We all know how pre-school kids draw the sun — a big yellow circle with a bunch of lines coming out of it. That’s all right for little kids. But we figure 30-year-olds know better. Do they? Here is how a bunch of 30-year-old kid artists draw the sun:
These images were lifted from various online news and weather sites. Let’s consider them in turn, from left to right.
The first sun has an odd appearance. Unlike our familiar sun, it is dark in the middle and illuminated from above… but by what? Another, brighter sun perhaps?
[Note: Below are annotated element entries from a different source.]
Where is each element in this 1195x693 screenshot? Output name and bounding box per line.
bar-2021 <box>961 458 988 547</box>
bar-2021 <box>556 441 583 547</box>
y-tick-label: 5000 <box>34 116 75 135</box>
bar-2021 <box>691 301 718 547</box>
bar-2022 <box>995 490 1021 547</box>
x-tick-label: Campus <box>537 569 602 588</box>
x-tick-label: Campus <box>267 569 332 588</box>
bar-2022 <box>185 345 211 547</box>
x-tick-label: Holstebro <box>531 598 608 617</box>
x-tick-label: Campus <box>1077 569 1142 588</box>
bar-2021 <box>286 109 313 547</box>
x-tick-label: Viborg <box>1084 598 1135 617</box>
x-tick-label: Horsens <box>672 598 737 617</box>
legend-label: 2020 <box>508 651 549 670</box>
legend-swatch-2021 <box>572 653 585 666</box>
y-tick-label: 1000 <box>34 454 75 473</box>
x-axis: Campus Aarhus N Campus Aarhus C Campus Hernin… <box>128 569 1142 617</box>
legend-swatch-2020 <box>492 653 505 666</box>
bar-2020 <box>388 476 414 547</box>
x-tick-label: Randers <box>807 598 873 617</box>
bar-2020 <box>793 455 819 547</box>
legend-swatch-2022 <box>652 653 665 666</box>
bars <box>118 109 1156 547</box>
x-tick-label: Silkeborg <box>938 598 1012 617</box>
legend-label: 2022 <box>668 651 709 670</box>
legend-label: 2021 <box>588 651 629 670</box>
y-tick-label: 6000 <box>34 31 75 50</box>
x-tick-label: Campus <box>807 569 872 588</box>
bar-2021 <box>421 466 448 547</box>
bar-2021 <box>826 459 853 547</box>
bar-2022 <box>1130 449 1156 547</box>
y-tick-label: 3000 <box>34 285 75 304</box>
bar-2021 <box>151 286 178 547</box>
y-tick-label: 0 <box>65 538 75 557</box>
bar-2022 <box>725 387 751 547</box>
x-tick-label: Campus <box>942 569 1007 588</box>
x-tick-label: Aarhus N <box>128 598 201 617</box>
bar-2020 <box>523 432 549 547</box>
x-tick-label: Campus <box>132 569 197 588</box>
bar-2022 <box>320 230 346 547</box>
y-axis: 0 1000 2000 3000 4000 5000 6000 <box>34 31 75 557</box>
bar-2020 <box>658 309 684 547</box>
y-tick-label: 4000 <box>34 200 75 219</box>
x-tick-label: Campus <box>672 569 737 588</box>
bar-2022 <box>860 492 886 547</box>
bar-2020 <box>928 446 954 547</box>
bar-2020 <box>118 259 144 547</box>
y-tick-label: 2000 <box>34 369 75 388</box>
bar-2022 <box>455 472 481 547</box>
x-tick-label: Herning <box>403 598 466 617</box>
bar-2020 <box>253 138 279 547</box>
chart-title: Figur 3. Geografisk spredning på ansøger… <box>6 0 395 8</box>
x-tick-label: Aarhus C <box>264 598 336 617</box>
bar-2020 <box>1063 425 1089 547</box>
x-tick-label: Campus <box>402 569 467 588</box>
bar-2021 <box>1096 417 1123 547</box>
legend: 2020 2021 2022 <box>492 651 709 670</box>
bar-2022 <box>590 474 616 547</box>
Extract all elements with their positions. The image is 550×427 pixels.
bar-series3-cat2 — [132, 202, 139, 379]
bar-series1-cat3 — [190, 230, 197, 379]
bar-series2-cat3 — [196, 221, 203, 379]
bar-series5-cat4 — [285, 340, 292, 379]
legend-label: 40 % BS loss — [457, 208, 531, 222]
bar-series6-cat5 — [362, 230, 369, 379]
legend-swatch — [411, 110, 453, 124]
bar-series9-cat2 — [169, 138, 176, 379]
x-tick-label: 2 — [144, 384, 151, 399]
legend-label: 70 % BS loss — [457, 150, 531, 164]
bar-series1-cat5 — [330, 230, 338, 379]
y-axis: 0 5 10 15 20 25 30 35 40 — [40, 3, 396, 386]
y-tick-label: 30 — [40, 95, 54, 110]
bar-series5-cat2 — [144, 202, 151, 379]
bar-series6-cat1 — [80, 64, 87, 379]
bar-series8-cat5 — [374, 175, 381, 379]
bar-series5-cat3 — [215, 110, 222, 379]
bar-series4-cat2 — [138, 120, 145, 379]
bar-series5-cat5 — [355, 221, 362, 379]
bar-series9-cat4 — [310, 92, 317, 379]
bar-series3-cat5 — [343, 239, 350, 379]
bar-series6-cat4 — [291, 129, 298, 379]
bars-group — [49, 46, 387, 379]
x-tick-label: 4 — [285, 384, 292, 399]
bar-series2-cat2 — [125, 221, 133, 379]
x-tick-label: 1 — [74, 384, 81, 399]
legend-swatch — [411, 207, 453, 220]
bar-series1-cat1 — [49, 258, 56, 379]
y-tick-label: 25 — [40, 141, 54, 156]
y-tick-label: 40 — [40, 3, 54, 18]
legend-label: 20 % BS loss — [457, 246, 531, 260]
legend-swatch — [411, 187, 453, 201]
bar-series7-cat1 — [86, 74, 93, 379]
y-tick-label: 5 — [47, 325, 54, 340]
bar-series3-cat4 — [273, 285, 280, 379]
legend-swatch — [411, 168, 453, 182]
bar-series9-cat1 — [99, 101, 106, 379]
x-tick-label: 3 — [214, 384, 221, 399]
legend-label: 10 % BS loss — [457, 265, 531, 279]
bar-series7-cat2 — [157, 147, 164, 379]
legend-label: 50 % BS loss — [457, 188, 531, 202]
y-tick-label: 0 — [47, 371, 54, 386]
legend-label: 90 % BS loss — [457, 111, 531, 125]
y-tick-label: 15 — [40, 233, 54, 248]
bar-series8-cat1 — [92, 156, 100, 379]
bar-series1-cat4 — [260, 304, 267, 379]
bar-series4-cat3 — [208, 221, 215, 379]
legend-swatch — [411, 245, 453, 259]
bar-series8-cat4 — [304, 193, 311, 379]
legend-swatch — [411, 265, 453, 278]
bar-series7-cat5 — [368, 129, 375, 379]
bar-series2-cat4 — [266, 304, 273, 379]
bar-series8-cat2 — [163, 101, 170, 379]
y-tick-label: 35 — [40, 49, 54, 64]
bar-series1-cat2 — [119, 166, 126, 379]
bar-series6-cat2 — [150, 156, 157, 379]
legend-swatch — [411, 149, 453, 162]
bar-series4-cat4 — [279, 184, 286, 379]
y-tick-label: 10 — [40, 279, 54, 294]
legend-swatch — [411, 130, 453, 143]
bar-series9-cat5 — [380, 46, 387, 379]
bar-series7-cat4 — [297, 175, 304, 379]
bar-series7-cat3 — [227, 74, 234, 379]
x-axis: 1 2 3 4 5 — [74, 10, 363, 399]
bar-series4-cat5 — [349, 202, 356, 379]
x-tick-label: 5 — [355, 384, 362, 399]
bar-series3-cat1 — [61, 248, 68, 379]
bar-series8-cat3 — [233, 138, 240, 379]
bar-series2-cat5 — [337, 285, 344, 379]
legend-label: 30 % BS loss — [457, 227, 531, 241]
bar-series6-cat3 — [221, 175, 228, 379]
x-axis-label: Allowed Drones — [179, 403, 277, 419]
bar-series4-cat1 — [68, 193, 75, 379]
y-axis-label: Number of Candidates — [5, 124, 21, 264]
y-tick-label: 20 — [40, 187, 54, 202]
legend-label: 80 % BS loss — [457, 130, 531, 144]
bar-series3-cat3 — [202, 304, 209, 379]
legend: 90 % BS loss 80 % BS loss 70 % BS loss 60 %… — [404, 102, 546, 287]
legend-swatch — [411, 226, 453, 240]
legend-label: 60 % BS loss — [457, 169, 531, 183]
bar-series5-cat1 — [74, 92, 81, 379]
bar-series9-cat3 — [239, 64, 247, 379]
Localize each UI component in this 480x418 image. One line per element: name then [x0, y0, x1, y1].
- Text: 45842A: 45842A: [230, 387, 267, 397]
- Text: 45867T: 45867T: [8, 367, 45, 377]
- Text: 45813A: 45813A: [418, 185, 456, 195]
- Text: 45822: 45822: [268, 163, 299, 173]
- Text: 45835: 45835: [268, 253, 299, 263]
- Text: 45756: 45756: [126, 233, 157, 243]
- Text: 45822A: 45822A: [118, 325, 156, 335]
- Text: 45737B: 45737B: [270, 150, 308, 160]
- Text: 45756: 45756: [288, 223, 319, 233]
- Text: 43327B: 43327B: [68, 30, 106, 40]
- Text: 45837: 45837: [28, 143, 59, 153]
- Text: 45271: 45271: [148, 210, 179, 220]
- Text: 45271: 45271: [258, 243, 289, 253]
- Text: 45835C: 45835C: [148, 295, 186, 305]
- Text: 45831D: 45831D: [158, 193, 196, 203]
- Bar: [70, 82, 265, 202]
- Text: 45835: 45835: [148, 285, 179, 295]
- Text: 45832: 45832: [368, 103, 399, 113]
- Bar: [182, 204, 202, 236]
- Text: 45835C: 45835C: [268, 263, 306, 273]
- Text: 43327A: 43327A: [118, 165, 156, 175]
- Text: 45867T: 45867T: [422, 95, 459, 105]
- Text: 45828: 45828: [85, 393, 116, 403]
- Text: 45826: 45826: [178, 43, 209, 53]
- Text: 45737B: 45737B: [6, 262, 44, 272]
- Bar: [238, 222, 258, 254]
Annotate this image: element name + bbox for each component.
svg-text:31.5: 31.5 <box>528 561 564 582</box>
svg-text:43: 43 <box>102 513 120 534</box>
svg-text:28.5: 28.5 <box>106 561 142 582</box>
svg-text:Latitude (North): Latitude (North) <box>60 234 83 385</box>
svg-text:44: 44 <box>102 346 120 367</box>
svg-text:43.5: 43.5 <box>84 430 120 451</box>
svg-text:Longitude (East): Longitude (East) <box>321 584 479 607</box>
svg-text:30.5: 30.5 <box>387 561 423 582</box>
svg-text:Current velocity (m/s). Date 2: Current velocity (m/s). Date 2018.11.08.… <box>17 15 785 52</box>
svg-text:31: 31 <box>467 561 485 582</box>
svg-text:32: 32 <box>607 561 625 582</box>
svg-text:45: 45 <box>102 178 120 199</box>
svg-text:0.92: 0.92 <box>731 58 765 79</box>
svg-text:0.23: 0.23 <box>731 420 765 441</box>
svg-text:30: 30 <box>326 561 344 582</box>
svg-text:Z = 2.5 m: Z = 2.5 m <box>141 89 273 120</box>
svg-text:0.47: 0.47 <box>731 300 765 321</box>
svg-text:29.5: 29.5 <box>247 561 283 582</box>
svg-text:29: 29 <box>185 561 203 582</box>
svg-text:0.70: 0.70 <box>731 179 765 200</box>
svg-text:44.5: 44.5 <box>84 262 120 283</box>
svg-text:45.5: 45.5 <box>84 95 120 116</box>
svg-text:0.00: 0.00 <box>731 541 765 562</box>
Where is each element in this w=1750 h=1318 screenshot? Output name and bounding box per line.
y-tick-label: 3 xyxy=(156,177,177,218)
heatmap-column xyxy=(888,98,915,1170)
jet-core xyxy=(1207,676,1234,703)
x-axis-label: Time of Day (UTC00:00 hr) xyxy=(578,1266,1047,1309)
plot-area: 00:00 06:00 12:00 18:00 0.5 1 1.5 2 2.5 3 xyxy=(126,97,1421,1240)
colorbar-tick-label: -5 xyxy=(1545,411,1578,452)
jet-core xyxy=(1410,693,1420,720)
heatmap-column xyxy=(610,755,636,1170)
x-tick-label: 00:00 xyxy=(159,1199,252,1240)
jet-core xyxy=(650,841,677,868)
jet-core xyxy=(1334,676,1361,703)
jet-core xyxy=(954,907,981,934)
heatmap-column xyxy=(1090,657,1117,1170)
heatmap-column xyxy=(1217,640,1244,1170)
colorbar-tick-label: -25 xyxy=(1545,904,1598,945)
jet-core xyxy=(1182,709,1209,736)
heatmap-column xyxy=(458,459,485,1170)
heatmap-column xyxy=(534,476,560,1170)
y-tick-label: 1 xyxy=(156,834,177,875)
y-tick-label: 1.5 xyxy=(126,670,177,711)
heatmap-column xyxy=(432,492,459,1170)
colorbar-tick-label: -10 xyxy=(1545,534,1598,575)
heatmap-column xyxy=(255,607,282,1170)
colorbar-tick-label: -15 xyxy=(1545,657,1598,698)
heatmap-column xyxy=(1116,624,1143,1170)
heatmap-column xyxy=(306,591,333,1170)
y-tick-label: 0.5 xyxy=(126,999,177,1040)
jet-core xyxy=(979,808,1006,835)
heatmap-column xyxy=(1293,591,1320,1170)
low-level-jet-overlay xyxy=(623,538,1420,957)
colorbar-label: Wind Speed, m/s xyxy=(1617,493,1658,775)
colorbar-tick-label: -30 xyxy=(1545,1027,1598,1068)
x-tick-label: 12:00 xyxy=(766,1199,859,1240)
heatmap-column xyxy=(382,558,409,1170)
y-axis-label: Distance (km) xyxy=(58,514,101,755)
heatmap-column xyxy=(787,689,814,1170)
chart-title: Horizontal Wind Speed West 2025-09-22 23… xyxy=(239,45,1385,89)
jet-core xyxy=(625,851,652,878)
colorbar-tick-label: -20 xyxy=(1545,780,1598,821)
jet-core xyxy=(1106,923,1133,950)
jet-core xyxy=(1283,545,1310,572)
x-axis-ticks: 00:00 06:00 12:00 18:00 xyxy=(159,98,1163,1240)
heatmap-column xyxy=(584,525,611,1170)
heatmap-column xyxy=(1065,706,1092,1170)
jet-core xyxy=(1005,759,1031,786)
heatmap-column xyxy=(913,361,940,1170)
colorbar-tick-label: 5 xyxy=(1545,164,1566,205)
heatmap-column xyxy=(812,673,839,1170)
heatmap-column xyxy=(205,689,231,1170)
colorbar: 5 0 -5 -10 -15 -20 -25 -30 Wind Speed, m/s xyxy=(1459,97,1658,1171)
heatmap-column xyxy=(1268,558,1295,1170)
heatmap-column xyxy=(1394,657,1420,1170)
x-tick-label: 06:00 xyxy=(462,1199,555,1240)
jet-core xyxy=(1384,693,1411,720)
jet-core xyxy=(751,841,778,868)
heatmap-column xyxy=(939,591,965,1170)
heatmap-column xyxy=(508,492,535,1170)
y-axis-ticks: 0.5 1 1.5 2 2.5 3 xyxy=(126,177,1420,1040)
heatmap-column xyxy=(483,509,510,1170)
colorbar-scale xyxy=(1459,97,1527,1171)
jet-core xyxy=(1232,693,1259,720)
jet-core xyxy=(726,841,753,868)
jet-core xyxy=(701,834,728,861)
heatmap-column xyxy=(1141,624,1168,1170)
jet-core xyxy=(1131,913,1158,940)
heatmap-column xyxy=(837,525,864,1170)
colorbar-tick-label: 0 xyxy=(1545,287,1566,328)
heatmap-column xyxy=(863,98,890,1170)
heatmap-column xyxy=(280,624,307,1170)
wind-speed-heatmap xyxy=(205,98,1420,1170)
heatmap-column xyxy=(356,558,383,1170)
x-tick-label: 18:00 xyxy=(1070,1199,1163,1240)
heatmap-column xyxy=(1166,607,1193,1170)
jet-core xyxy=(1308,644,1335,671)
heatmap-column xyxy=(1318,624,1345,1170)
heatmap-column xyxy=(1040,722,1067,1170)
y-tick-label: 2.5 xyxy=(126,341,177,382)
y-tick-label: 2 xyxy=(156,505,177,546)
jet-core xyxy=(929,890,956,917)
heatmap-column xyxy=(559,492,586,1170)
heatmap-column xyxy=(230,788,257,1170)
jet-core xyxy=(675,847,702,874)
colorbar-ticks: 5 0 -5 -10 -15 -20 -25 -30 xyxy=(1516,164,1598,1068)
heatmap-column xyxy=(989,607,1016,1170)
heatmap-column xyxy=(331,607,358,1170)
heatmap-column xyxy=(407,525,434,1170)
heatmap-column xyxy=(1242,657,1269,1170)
The second sun is even odder. Bright in the center, like our own Sun, but with a bright perimeter, as if it were being illuminated from behind. The most remarkable part, though, is that this sun not only emits light but reflects it! We can only wonder what heavenly body, somewhere off to the right, is creating that window-like reflection. I know. It is our tenth planet, Windows 10.
The third sun is your everyday cosmic water-balloon, complete with a weird air bubble. But don’t pop it — those spiny rays could fly out and hurt you!
Our fourth sun, not to be outdone, casts a shadow! I’m not sure what celestial plane this shadow is falling upon, but that doesn’t seem to bother this pre-school artist. When you have photoshop, who needs physics? Physics isn’t taught until high-school. Photoshop can be mastered by kids.